Tout commence en 1900, lorsque l’Islandais Valdimar Ásmundsson, fondateur et rédacteur en chef du journal Fjallkonan, décide de publier en roman-feuilleton l’œuvre de Bram Stoker, publié en 1897 et encore inédit en Islande. Se chargeant lui-même de la traduction, Ásmundsson fit naître une œuvre hybride, en grande partie réarrangée et n'ayant pour point commun avec le roman originel que les grands axes narratifs. La question qu'il convient de se poser est de savoir comment un traducteur a pu se permettre tant de libertés et quelles en sont le résultat.
Renommé Makt Myrkranna (Pouvoirs des ténèbres en français) pour le marché islandais, le roman ne respecte pas la plume de Stoker. Alors que celui-ci y avait inclus beaucoup de dialogues, Ásmundsson les remplace par de longues promenades méditatives. La spécificité de Dracula réside dans le fait que le roman est épistolaire, or ici, on a substitué les correspondances à un narrateur omniscient.
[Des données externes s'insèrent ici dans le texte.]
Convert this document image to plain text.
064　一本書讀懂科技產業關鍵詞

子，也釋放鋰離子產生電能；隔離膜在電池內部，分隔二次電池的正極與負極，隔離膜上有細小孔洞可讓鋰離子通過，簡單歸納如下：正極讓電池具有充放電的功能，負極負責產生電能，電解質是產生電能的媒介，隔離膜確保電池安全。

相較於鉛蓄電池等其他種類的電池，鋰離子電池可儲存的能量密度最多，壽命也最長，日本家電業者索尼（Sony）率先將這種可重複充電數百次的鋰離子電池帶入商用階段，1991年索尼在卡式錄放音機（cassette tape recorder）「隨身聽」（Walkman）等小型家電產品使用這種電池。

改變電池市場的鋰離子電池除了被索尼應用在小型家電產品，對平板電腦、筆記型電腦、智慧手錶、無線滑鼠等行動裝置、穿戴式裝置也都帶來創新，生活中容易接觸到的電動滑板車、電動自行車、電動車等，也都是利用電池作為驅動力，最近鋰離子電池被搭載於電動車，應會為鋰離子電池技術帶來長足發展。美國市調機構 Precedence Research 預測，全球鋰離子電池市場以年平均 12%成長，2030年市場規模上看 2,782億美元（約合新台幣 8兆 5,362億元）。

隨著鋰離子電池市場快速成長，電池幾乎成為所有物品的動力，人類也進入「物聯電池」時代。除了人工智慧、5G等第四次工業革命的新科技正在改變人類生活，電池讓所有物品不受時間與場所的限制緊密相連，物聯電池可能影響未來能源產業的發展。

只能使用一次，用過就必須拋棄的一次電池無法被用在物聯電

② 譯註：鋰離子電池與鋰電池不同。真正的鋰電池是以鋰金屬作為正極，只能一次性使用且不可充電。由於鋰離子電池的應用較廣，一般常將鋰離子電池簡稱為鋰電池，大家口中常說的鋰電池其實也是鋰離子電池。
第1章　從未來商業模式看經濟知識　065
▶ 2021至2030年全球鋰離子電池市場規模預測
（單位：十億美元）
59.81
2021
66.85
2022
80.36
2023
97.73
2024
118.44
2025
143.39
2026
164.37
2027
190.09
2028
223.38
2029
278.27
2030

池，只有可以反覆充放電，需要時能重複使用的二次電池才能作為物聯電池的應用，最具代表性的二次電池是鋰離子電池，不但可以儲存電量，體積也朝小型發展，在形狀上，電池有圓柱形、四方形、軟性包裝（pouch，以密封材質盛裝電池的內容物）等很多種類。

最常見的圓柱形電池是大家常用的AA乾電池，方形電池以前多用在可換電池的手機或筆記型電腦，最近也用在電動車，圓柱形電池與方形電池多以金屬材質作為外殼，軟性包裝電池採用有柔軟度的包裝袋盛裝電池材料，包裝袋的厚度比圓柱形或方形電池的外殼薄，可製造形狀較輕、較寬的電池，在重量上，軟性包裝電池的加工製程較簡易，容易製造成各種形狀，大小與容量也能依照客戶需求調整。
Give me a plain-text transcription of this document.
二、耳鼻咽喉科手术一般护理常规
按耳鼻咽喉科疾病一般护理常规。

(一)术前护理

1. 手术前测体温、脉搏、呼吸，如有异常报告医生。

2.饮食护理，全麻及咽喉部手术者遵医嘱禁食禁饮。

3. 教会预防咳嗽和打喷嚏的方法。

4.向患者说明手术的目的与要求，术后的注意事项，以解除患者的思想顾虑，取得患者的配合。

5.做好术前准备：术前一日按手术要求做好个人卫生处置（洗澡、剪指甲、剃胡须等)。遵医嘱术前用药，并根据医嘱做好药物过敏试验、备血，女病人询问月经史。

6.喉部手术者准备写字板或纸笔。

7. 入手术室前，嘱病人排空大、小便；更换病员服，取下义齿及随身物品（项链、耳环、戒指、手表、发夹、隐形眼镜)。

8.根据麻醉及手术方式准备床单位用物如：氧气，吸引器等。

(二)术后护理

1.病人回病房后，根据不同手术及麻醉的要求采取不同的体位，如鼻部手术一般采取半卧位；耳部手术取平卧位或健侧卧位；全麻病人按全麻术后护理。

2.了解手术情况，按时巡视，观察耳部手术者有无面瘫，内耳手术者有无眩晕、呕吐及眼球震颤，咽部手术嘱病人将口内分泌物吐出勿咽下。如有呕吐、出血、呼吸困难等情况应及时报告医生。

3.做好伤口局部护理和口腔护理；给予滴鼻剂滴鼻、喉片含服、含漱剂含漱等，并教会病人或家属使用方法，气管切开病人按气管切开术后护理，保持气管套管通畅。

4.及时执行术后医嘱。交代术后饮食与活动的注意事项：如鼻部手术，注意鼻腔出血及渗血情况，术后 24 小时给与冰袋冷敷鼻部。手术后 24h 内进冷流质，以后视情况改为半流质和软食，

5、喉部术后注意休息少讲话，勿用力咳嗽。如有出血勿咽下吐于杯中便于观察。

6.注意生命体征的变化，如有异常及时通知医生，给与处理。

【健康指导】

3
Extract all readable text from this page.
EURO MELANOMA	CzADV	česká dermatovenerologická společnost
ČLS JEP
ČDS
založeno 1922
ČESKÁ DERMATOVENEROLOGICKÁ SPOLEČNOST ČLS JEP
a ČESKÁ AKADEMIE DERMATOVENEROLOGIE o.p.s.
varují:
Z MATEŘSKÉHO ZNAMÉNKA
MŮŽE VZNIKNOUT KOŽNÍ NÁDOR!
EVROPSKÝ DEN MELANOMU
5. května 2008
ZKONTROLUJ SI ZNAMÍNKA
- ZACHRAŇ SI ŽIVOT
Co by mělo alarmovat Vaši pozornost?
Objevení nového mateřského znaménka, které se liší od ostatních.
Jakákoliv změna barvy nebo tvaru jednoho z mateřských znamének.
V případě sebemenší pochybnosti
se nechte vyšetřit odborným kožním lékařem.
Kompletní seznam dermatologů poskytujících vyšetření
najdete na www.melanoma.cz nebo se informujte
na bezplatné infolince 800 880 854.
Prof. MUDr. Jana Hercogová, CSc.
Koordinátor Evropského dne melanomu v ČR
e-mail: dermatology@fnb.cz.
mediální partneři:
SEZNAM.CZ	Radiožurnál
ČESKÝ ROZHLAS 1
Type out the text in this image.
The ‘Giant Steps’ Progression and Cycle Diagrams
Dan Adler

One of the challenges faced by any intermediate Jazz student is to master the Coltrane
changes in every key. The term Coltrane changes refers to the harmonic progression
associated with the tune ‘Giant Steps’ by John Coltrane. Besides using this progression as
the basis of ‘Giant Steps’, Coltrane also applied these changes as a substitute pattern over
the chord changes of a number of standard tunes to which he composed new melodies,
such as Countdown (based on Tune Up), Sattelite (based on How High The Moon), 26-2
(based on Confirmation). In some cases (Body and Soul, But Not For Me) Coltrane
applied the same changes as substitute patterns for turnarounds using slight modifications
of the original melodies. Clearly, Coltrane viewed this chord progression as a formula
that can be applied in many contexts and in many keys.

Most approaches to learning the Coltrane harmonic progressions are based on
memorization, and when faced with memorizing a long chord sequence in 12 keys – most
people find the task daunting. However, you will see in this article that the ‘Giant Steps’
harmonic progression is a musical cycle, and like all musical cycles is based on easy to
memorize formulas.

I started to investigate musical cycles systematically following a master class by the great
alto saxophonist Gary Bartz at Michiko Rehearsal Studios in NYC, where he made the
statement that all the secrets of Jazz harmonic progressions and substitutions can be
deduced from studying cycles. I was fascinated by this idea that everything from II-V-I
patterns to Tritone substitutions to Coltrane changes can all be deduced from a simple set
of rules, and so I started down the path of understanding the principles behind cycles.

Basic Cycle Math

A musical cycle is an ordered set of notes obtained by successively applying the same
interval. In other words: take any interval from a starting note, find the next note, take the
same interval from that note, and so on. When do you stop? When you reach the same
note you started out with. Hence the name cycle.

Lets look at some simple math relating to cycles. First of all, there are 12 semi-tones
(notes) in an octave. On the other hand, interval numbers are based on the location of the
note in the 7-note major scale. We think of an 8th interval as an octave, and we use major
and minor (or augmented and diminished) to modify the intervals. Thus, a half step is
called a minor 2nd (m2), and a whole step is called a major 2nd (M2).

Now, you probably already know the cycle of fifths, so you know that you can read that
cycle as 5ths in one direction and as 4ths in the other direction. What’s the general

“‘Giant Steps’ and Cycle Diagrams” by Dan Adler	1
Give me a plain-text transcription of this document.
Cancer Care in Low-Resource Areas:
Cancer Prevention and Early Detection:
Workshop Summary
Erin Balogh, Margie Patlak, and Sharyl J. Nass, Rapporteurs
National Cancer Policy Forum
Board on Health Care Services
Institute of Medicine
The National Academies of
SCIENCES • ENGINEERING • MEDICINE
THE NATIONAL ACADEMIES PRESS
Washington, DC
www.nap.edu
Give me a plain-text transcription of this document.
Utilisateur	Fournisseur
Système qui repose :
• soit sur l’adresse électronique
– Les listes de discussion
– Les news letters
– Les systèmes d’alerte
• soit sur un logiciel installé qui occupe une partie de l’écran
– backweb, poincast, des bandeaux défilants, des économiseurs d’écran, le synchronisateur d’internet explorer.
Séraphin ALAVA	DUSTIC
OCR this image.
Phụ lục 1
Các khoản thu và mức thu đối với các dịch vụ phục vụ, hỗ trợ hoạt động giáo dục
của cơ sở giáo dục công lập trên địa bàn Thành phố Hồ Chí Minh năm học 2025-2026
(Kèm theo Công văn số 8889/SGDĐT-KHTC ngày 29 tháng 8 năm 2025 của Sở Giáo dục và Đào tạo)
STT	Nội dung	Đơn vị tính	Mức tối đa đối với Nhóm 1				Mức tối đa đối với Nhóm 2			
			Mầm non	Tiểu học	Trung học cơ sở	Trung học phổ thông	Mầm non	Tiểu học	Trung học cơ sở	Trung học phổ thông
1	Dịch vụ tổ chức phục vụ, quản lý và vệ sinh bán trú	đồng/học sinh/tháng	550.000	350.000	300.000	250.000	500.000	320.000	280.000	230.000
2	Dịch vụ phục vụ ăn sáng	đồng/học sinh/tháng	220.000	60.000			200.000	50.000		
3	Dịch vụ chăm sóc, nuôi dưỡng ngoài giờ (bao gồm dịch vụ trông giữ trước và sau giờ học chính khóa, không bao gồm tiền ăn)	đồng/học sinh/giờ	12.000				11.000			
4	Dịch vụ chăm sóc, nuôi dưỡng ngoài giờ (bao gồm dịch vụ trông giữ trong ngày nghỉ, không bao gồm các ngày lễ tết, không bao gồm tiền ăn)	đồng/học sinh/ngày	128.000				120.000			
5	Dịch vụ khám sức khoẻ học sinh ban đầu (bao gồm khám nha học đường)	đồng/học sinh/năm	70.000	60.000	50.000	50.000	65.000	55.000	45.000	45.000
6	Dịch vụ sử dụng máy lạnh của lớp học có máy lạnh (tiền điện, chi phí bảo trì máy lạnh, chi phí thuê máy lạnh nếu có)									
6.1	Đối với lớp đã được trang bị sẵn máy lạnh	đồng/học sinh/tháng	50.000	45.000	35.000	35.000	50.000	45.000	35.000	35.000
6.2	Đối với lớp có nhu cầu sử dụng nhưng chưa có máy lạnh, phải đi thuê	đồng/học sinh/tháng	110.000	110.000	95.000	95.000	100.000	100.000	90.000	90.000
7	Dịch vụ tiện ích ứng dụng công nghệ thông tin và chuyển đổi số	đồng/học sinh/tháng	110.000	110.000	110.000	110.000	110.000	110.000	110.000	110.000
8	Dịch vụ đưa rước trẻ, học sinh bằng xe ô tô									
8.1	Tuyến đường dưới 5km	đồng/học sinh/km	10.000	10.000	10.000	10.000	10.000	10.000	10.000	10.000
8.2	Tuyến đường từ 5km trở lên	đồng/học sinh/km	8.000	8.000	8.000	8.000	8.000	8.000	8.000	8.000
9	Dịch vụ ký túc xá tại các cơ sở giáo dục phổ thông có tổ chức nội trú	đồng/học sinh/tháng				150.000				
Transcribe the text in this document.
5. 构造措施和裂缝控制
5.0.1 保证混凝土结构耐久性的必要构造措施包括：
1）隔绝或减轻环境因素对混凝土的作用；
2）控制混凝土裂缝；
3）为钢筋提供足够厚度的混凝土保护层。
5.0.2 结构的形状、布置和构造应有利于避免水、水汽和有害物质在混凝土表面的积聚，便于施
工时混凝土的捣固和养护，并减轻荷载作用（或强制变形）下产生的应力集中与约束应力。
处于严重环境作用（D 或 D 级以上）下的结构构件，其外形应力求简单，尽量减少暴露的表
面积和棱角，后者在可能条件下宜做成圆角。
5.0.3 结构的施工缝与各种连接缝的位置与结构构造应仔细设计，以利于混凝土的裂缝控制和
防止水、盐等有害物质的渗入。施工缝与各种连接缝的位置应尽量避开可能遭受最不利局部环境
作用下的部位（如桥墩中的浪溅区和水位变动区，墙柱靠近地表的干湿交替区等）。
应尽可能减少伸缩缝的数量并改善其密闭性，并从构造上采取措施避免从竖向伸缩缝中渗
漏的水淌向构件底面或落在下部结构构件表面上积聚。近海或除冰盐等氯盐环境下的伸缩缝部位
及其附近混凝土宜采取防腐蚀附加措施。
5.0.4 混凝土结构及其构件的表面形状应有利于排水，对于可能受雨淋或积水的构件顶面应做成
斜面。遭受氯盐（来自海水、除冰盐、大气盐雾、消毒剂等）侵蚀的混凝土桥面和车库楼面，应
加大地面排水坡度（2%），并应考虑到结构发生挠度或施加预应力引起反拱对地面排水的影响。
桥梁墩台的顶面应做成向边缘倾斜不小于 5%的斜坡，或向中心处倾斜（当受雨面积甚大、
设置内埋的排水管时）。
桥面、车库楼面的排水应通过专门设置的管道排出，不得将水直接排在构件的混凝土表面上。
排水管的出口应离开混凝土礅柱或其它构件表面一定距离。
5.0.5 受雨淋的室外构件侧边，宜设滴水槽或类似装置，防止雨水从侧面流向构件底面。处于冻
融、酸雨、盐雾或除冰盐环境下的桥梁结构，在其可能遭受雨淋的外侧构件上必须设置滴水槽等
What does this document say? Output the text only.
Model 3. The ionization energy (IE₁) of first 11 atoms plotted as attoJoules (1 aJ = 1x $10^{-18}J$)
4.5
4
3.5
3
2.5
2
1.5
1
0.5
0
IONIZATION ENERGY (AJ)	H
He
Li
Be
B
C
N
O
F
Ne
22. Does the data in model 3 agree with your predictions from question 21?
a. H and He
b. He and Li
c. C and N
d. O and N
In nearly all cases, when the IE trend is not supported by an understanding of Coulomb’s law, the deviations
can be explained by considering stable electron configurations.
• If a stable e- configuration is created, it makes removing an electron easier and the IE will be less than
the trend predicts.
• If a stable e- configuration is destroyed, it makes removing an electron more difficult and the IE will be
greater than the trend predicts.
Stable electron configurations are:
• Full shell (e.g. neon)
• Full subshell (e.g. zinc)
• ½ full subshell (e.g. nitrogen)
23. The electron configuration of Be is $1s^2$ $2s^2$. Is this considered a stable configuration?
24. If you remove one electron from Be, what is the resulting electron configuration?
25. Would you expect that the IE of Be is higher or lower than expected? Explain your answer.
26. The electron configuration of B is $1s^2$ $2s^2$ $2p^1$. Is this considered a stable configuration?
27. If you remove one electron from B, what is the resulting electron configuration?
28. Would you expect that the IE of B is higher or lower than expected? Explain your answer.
Le voyage de Jonathan Harker en Transylvanie est plus long de deux-tiers et l'histoire globale a été raccourcie. En ce qui concerne les ajouts, Ásmundsson y a incorporé des références à la littérature scandinave médiévale ainsi qu'une relation ambiguë entre Van Helsing et les protagonistes mâles de l'histoire, tout ceci agrémenté de luxure et de querelles de saloon. Bien que l’œuvre de Stoker ne soit pas en reste concernant les allusions sexuelles, cf. les références subtiles à la fellation et aux fluides corporels, le but de ce dernier était plus profond que l'esprit licencieux de son cousin islandais. En effet, Stoker utilisait ces métaphores pour élaborer la notion d'antéchrist et la soif de sang comme l'opposé de la Communion. Ici, cependant, Harker est souvent déconcentré par la poitrine de ses amies, et des épisodes plus charnels seront ajoutés à l’œuvre.
Qu'en est-il alors de ce « Dracula» ? Vraie traduction ou délire d'éditeur visant à faire de l'argent facile sur une œuvre anglo-saxonne au potentiel fabuleux ? Ce qu'il faut tout d'abord savoir c'est que Bram Stoker a beaucoup retravaillé son œuvre comme en attestent les différentes notes, annotations, ébauches et esquisses retrouvées récemment. Deuxièmement, la traduction internationale d'un œuvre n'était pas aussi organisée et méthodique qu'elle ne l'est aujourd'hui. En 2014, H. Corneel de Roos, spécialiste de Dracula, découvre à Reykjavík l'intégrale de Makt Myrkranna. S'attelant à la tâche de retraduire l’œuvre en anglais, il découvrit toutes les modifications qui y avaient été effectuées et se mit à la recherche de la raison qui avait motivé Ásmundsson à procéder à tant de changements. Stoker a écrit une préface à l'édition islandaise, ce qui indique déjà que celui-ci avait connaissance de la publication insulaire et qu'il avait certainement lui-même fourni le matériel nécessaire à la traduction. Il écrit :



Je n'ai eu qu'à retirer des éléments mineurs à l'intrigue, et ainsi laisser le soin aux personnes responsables [de la traduction] de relater leurs expériences de la même manière que celles vécues initialement lors de l'écriture de ses pages.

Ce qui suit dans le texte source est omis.